Autumn has a sense of nostalgia all on its own. The smell in the air, the feeling of new beginnings, change, as the school year calendar is burned into my brain and flows through my veins. I miss having something new to do in the fall. And maybe that's why i'm applying for a fulltime job. I don't know.
But i do know this: i have learned a lot about myself this summer, things that i'm not sure i would have known if i hadn't attempted to be a fulltime yoga teacher from the get-go:
1. I am not the kind of person who can go long periods of time without knowing where the money is going to come from. It freaks me out, and i'm not OK with it. Read, i need more stability than i thought i did.
2. I still want to feel like i am doing good in the world. I can work at a college, university, non-profit, or some other socially minded company, and still feel like i'm doing good.
3. You don't have to teach yoga full time to teach yoga.
4. I don't want to teach yoga full time unless it's all in the same place. There has been far too much running around like a chicken with my head cut off this summer, and all the travelling is too much for me.
5. I don't need my own schedule as much as i thought i did. All i need is more time off every now and then.
6. I miss people. I'm 50/50 introvert-extrovert, and the introvert's even getting lonely.
7. I miss the basic comforts. Being able to get new clothing when i need it (and i need it, but i can't right now), being able to go out for dinner if i damned well please, and being able to buy a CD. Being able to buy a cup of coffee without feeling guilty about it.
8. It turns out you need money to travel, and i need to travel A LOT. I have the travel bug, and it's going nuts right now.
I have been feeling anxious lately because i am running out of money. And that's not easy. But i still have a small buffer. Fortunately, the folks at FM are kind enough to let me stay there until i can work it all out, or even come on full time again.
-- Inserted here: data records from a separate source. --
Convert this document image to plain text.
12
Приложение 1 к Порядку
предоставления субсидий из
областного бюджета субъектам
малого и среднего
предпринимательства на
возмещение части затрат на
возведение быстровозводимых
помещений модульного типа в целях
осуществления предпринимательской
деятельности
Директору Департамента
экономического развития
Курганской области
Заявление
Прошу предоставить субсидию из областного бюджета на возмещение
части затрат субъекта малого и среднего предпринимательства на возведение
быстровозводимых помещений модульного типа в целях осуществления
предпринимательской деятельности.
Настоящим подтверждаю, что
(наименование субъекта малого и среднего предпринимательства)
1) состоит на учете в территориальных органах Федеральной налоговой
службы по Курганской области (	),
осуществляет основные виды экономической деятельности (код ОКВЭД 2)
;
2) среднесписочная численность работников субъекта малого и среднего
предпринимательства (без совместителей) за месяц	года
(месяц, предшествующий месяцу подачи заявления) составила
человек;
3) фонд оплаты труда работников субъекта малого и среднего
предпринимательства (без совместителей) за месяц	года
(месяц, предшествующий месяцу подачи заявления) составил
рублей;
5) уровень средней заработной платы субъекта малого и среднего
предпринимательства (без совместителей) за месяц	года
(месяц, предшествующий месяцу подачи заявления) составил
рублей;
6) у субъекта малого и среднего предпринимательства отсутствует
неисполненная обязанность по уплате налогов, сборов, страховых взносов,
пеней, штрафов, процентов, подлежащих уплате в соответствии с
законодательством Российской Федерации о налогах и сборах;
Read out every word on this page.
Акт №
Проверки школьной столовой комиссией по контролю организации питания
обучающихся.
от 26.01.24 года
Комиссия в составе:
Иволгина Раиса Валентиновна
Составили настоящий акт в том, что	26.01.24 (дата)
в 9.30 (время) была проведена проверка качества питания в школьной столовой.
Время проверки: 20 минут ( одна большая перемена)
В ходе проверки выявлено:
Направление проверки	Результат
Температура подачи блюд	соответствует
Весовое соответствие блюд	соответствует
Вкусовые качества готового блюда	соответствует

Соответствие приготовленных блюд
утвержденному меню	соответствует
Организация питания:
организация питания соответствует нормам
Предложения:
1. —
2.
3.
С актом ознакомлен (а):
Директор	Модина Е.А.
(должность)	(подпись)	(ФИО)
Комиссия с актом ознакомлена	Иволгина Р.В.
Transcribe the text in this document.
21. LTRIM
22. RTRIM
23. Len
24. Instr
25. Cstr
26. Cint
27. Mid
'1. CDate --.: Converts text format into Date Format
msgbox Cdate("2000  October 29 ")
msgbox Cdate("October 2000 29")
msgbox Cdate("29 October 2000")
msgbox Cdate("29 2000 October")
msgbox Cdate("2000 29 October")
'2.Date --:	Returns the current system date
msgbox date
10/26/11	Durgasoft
They're good people, and they want to help me out.
So, wish me well. I'm a basket case right now, but i'm starting to be OK with where i am. I can still teach at Bally's, the Harvard Athletic Centers, and at the Children's Center i've been doing. I can still do those things and have a darned good time teaching yoga.
I wanted to do this all on my own terms, and it turns out, my terms are different than i thought they were.
1 comment:
now that you have figured more of you out, i think things will be easier.
i'll be around on wednesday night if you're still lonely, m'friend.